▎ 摘　　要

The unique anisotropic properties of graphene, particularly impermeability, have made it a promising candidate for further advances in corrosion prevention applications. Despite the large number of experimental works divulging the use of graphene in anticorrosion coatings, there is no report on the numerical modelling and simulation of the relationships between the orientation of graphene sheets in composite coatings and the introduced corrosion protection efficiency, to our knowledge. Herein, it is tried to model the influence of the orientation of graphene sheets dispersed in organic coatings on the diffusivity and flux of corrosive substances besides the corrosion initiation time of the protected substrates.

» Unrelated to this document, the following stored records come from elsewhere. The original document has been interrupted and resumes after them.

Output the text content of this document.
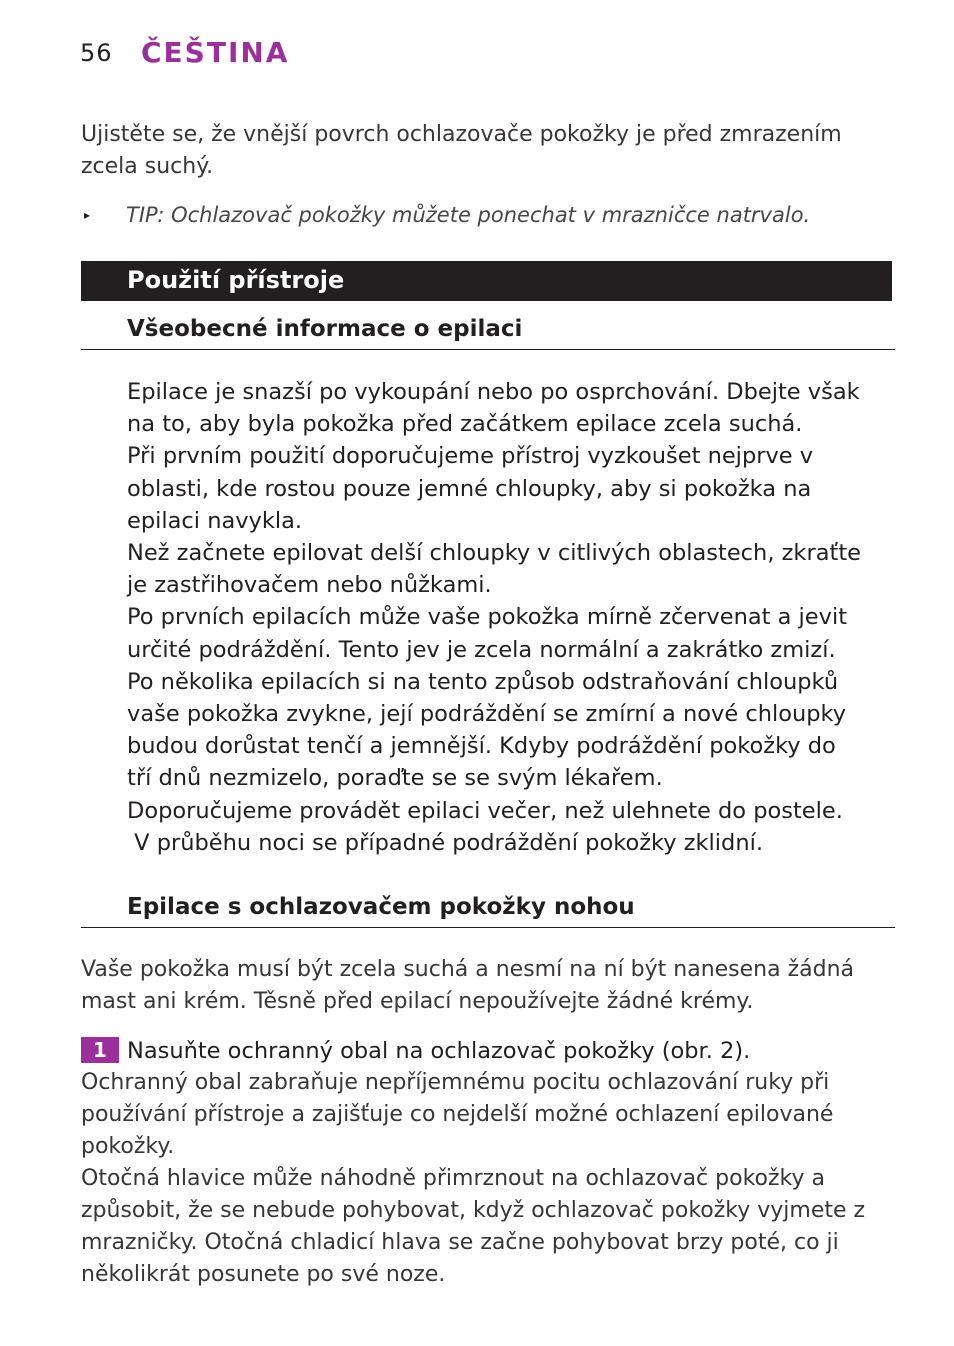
56 ČEŠTINA

Ujistěte se, že vnější povrch ochlazovače pokožky je před zmrazením
zcela suchý.

▸ TIP: Ochlazovač pokožky můžete ponechat v mrazničce natrvalo.
Použití přístroje
Všeobecné informace o epilaci

Epilace je snazší po vykoupání nebo po osprchování. Dbejte však
na to, aby byla pokožka před začátkem epilace zcela suchá.
Při prvním použití doporučujeme přístroj vyzkoušet nejprve v
oblasti, kde rostou pouze jemné chloupky, aby si pokožka na
epilaci navykla.
Než začnete epilovat delší chloupky v citlivých oblastech, zkraťte
je zastřihovačem nebo nůžkami.
Po prvních epilacích může vaše pokožka mírně zčervenat a jevit
určité podráždění. Tento jev je zcela normální a zakrátko zmizí.
Po několika epilacích si na tento způsob odstraňování chloupků
vaše pokožka zvykne, její podráždění se zmírní a nové chloupky
budou dorůstat tenčí a jemnější. Kdyby podráždění pokožky do
tří dnů nezmizelo, poraďte se se svým lékařem.
Doporučujeme provádět epilaci večer, než ulehnete do postele.
V průběhu noci se případné podráždění pokožky zklidní.

Epilace s ochlazovačem pokožky nohou

Vaše pokožka musí být zcela suchá a nesmí na ní být nanesena žádná
mast ani krém. Těsně před epilací nepoužívejte žádné krémy.

1 Nasuňte ochranný obal na ochlazovač pokožky (obr. 2).

Ochranný obal zabraňuje nepříjemnému pocitu ochlazování ruky při
používání přístroje a zajišťuje co nejdelší možné ochlazení epilované
pokožky.
Otočná hlavice může náhodně přimrznout na ochlazovač pokožky a
způsobit, že se nebude pohybovat, když ochlazovač pokožky vyjmete z
mrazničky. Otočná chladicí hlava se začne pohybovat brzy poté, co ji
několikrát posunete po své noze.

To discover the relationship between the graphene orientation and corrosion-related phenomena, this study introduces a novel model consisting of a trigonometric factor named unprotected projected surface area proportion, which calculates corrosion-related parameters based on the principal Fick's laws. The model reveals that the decrease in the angle between graphene sheets and the substrate is highly beneficial for postponing the corrosion onset. It is accordingly estimated that a mismatch angle of 10 degrees can slow down the diffusion process significantly and delay the corrosion initiation by around 65 times in a 100 mu m thick epoxy/graphene composite coating in comparison to the counterpart with the perpendicular alignment. The predicted corrosion parameters were in a good agreement with the experimental data, indicating the merit of the proposed model. Thus, this model can be further employed as the fundamental of future research on the optimum graphene orientation in anticorrosion composite coatings.